How old is it? Where did you buy from?


----------



## alex68 (Apr 19, 2015)

I've owned it from new and just before to expire the warranty it had been replaced with the present one and 2 years later this happened.


----------



## Craig-R872 (Apr 4, 2016)

Have you checked the orings on top of the boilers?


----------



## Robbo (Feb 17, 2016)

alex68 said:


> I've owned it from new and just before to expire the warranty it had been replaced with the present one and 2 years later this happened.


First step always contact Sage and explain. if they have good customer service and you ask nicely they will do something about it. ( if not start kicking off!







)

I just got a new toaster 6 months out of warranty as it was their top of the range model. £120 new from DeLonghi. They just replaced it no questions asked. Always worth a try

Just a thought. Are you in a hard water area and have you been descaling as reccomended. If not they may deem it mis-use. Hard water is the biggest killer of coffee machines. causing problems with o ring blow outs as mentioned above.


----------



## alex68 (Apr 19, 2015)

Thanks for the advice!I'll try to get in touch with them first. I descaled my machine let say every 4 months so I'll descale it again.

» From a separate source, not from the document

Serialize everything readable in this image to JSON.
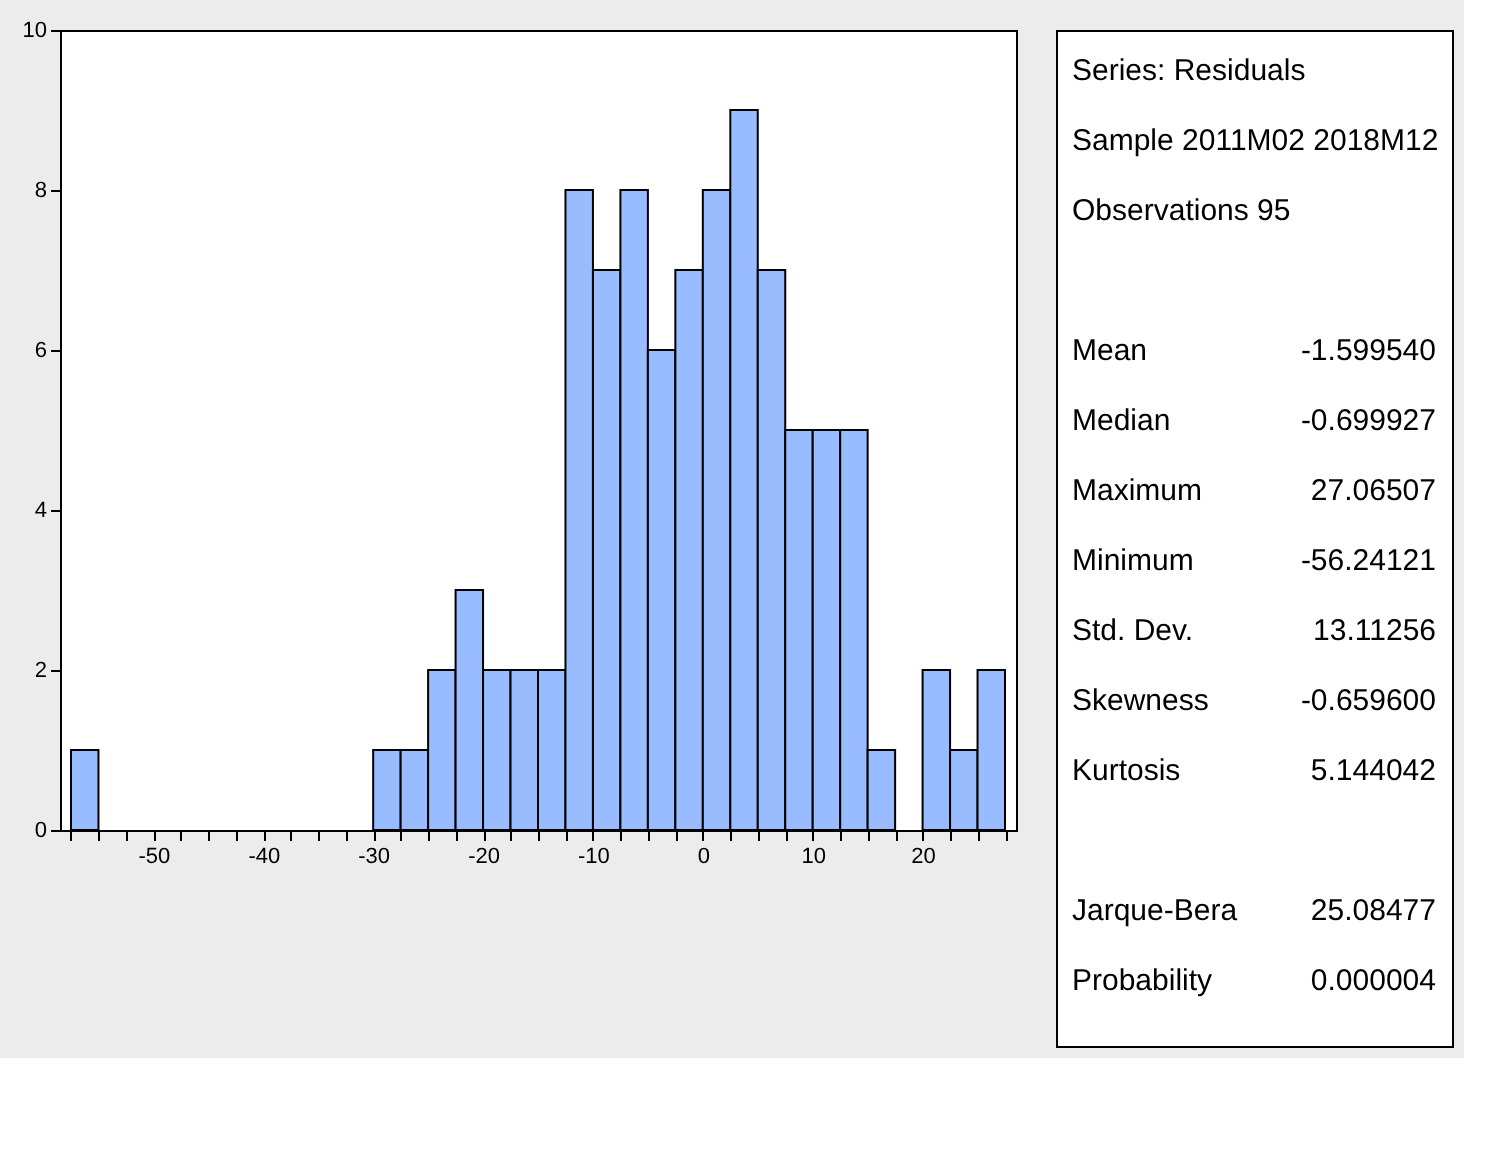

Haven't checked the O-rings yet.


----------



## alex68 (Apr 19, 2015)

now I try to descale the machine. Emptied the boilers , filled with solution the tank ... and until it pumped in began to overheat again .


----------



## alex68 (Apr 19, 2015)

I have serviced the machine by Coffee Classics . I occurred the triac had failed. Hope this will help to somebody with the similar problems.

Sadly UPS made it a dent on the way to the service and I can't make a claim now .


----------